Hog Jaws - Trader Vic's
by Zack Kouns

Hello out there all you Grackle Jacks and Janes starving in the Polynesian night. Bet you wouldn't be against some good chow would you, kitty cats? You know what they say: “You got to break a few grackles to make a bathtub.” With this motto in mind and a bellyful of dark Kentucky Dreamz and Mr Midnight “threatenin ta take over” I headed down Route 79 South from Chattanooga to Atlanta en route to Trader Vic's, nestled in the dark impenetrable mountains of a downtown Hilton Hotel. Morgan “GUEST”, Pony “Payroll” Bones, Jenny “Moon” Tucker and I stood in the parking garage for a while “collecting specimens” and offering folks the “get acquainted” kit but they hurried past. Guess they saw Midnight's bowie knife? That Hilton was a fucking maze! Found a new continent in the basement people by disco balls, chairs, dark dreams of lost races and lamp shades that had the faces of sorrowful children.

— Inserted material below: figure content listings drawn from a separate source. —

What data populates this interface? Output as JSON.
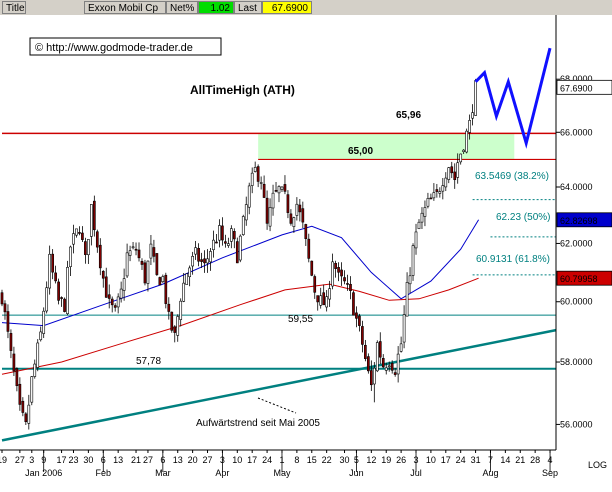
{
  "header": {
    "title_btn": "Title",
    "name": "Exxon Mobil Cp",
    "net_label": "Net%",
    "net_value": "1.02",
    "last_label": "Last",
    "last_value": "67.6900"
  },
  "copyright": "© http://www.godmode-trader.de",
  "annotations": {
    "ath": "AllTimeHigh (ATH)",
    "level_6596": "65,96",
    "level_6500": "65,00",
    "level_5955": "59,55",
    "level_5778": "57,78",
    "trend": "Aufwärtstrend seit Mai 2005",
    "fib382": "63.5469 (38.2%)",
    "fib50": "62.23 (50%)",
    "fib618": "60.9131 (61.8%)"
  },
  "price_tags": {
    "last": "67.6900",
    "blue_ma": "62.82698",
    "red_ma": "60.79958"
  },
  "log_label": "LOG",
  "colors": {
    "candle_body": "#800000",
    "resistance": "#cc0000",
    "zone": "#ccffcc",
    "trendline": "#008080",
    "ma_blue": "#0000cc",
    "ma_red": "#cc0000",
    "projection": "#1010ff",
    "net_green": "#00dd00",
    "last_yellow": "#ffff00"
  },
  "chart_data": {
    "type": "candlestick",
    "scale": "log",
    "ylim": [
      55.2,
      70.5
    ],
    "y_ticks": [
      56,
      58,
      60,
      62,
      64,
      66,
      68
    ],
    "y_tick_labels": [
      "56.0000",
      "58.0000",
      "60.0000",
      "62.0000",
      "64.0000",
      "66.0000",
      "68.0000"
    ],
    "x_ticks": [
      {
        "label": "19",
        "d": 0
      },
      {
        "label": "27",
        "d": 6
      },
      {
        "label": "3",
        "d": 10
      },
      {
        "label": "9",
        "d": 14
      },
      {
        "label": "17",
        "d": 20
      },
      {
        "label": "23",
        "d": 24
      },
      {
        "label": "30",
        "d": 29
      },
      {
        "label": "6",
        "d": 34
      },
      {
        "label": "13",
        "d": 39
      },
      {
        "label": "21",
        "d": 45
      },
      {
        "label": "27",
        "d": 49
      },
      {
        "label": "6",
        "d": 54
      },
      {
        "label": "13",
        "d": 59
      },
      {
        "label": "20",
        "d": 64
      },
      {
        "label": "27",
        "d": 69
      },
      {
        "label": "3",
        "d": 74
      },
      {
        "label": "10",
        "d": 79
      },
      {
        "label": "17",
        "d": 84
      },
      {
        "label": "24",
        "d": 89
      },
      {
        "label": "1",
        "d": 94
      },
      {
        "label": "8",
        "d": 99
      },
      {
        "label": "15",
        "d": 104
      },
      {
        "label": "22",
        "d": 109
      },
      {
        "label": "30",
        "d": 115
      },
      {
        "label": "5",
        "d": 119
      },
      {
        "label": "12",
        "d": 124
      },
      {
        "label": "19",
        "d": 129
      },
      {
        "label": "26",
        "d": 134
      },
      {
        "label": "3",
        "d": 139
      },
      {
        "label": "10",
        "d": 144
      },
      {
        "label": "17",
        "d": 149
      },
      {
        "label": "24",
        "d": 154
      },
      {
        "label": "31",
        "d": 159
      },
      {
        "label": "7",
        "d": 164
      },
      {
        "label": "14",
        "d": 169
      },
      {
        "label": "21",
        "d": 174
      },
      {
        "label": "28",
        "d": 179
      },
      {
        "label": "4",
        "d": 184
      }
    ],
    "months": [
      {
        "label": "Jan 2006",
        "d": 14
      },
      {
        "label": "Feb",
        "d": 34
      },
      {
        "label": "Mar",
        "d": 54
      },
      {
        "label": "Apr",
        "d": 74
      },
      {
        "label": "May",
        "d": 94
      },
      {
        "label": "Jun",
        "d": 119
      },
      {
        "label": "Jul",
        "d": 139
      },
      {
        "label": "Aug",
        "d": 164
      },
      {
        "label": "Sep",
        "d": 184
      }
    ],
    "days_total": 186,
    "last_bar": 159,
    "candle_nodes": [
      [
        0,
        60.2
      ],
      [
        3,
        58.2
      ],
      [
        6,
        56.4
      ],
      [
        8,
        55.9
      ],
      [
        10,
        57.4
      ],
      [
        13,
        58.9
      ],
      [
        16,
        61.4
      ],
      [
        19,
        60.0
      ],
      [
        21,
        59.9
      ],
      [
        23,
        61.9
      ],
      [
        26,
        62.6
      ],
      [
        28,
        61.4
      ],
      [
        30,
        63.3
      ],
      [
        32,
        62.0
      ],
      [
        34,
        60.8
      ],
      [
        36,
        59.9
      ],
      [
        38,
        59.6
      ],
      [
        40,
        60.3
      ],
      [
        42,
        61.6
      ],
      [
        45,
        61.8
      ],
      [
        48,
        60.8
      ],
      [
        50,
        61.8
      ],
      [
        52,
        60.8
      ],
      [
        54,
        60.8
      ],
      [
        56,
        59.4
      ],
      [
        58,
        58.8
      ],
      [
        60,
        60.2
      ],
      [
        62,
        61.0
      ],
      [
        65,
        61.6
      ],
      [
        68,
        61.2
      ],
      [
        70,
        61.8
      ],
      [
        73,
        62.4
      ],
      [
        75,
        61.8
      ],
      [
        77,
        62.3
      ],
      [
        79,
        61.6
      ],
      [
        81,
        62.7
      ],
      [
        83,
        63.9
      ],
      [
        85,
        64.6
      ],
      [
        87,
        64.3
      ],
      [
        89,
        62.6
      ],
      [
        91,
        63.6
      ],
      [
        93,
        63.9
      ],
      [
        95,
        63.6
      ],
      [
        97,
        62.9
      ],
      [
        99,
        63.4
      ],
      [
        101,
        62.6
      ],
      [
        103,
        61.4
      ],
      [
        105,
        60.4
      ],
      [
        107,
        60.0
      ],
      [
        109,
        59.9
      ],
      [
        111,
        61.5
      ],
      [
        113,
        60.8
      ],
      [
        115,
        60.6
      ],
      [
        117,
        60.2
      ],
      [
        119,
        59.4
      ],
      [
        121,
        58.6
      ],
      [
        123,
        57.6
      ],
      [
        124,
        57.2
      ],
      [
        126,
        58.6
      ],
      [
        128,
        57.9
      ],
      [
        130,
        58.1
      ],
      [
        132,
        57.8
      ],
      [
        134,
        58.6
      ],
      [
        136,
        60.4
      ],
      [
        138,
        61.8
      ],
      [
        140,
        62.7
      ],
      [
        143,
        63.4
      ],
      [
        146,
        63.7
      ],
      [
        148,
        64.3
      ],
      [
        150,
        64.8
      ],
      [
        152,
        64.3
      ],
      [
        153,
        64.9
      ],
      [
        155,
        65.6
      ],
      [
        157,
        66.3
      ],
      [
        159,
        67.7
      ]
    ],
    "fixed_dips": [
      [
        125,
        56.7
      ]
    ],
    "ma_blue": [
      [
        0,
        59.3
      ],
      [
        14,
        59.2
      ],
      [
        34,
        59.9
      ],
      [
        54,
        60.6
      ],
      [
        74,
        61.5
      ],
      [
        94,
        62.3
      ],
      [
        104,
        62.6
      ],
      [
        114,
        62.2
      ],
      [
        124,
        61.0
      ],
      [
        134,
        60.1
      ],
      [
        144,
        60.7
      ],
      [
        154,
        61.8
      ],
      [
        160,
        62.83
      ]
    ],
    "ma_red": [
      [
        0,
        57.6
      ],
      [
        20,
        58.0
      ],
      [
        40,
        58.6
      ],
      [
        60,
        59.2
      ],
      [
        80,
        59.9
      ],
      [
        95,
        60.4
      ],
      [
        110,
        60.6
      ],
      [
        120,
        60.35
      ],
      [
        130,
        60.05
      ],
      [
        140,
        60.1
      ],
      [
        150,
        60.4
      ],
      [
        160,
        60.8
      ]
    ],
    "projection": [
      [
        159,
        67.9
      ],
      [
        162,
        68.25
      ],
      [
        166,
        66.6
      ],
      [
        170,
        67.9
      ],
      [
        176,
        65.6
      ],
      [
        184,
        69.2
      ]
    ],
    "trendline": [
      [
        0,
        55.5
      ],
      [
        186,
        59.05
      ]
    ],
    "levels": {
      "ath": 65.96,
      "ath_line_value": 65.96,
      "zone": [
        65.0,
        65.96
      ],
      "support1": 59.55,
      "support2": 57.78
    },
    "fib": [
      63.5469,
      62.23,
      60.9131
    ]
  }
}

We all contemplated a new life down there, on account of they was offering family beard buffets: “FAMILY HAIRLOOMS. All the beards you can glue on your face from deceased family members. A LITTLE GOES A LONG WAY.” I was locked in the cellar for several years when I was a boy in Mesopotamia, so I changed my tune and we continued the hunt for this mirage called “Trader Vic's.” We soldiered through a cheerleader convention and Lamar's horses stampeding everywhere. GIDDYUP. Suzanne pinned against the elevator trying to not get trampled. You'd never guess. It was the only elevator in the joint that led to that elusive Tiki Bar. The waitress was a real humdinger, sweatnails! She had the text to Jo Stafford's 1948 torch song “Haunted Heart” tattooed on her face and you could tell she'd spent more than a few nights “drinking the blood of Saturn's son.” I ordered Mussels and a Mai Tai. When in Rome. The whole time I was trying to enjoy my meal this little feller at the table was rambling on about how he would rather be drinking dollar beers in the cemetery or some such place. He sounded like a tinny banjo who puts on a smart pantsuit, some mascara and makes a run for the State Senate. I would have liked to have thrown up in his plate of food but since he didn't order any, I had to settle for throwing up in mine after I drank a galaxy of mussel juice. All in all friend-o, I'd give “Trader Vic's” 4 out of 5 Tiki Torches.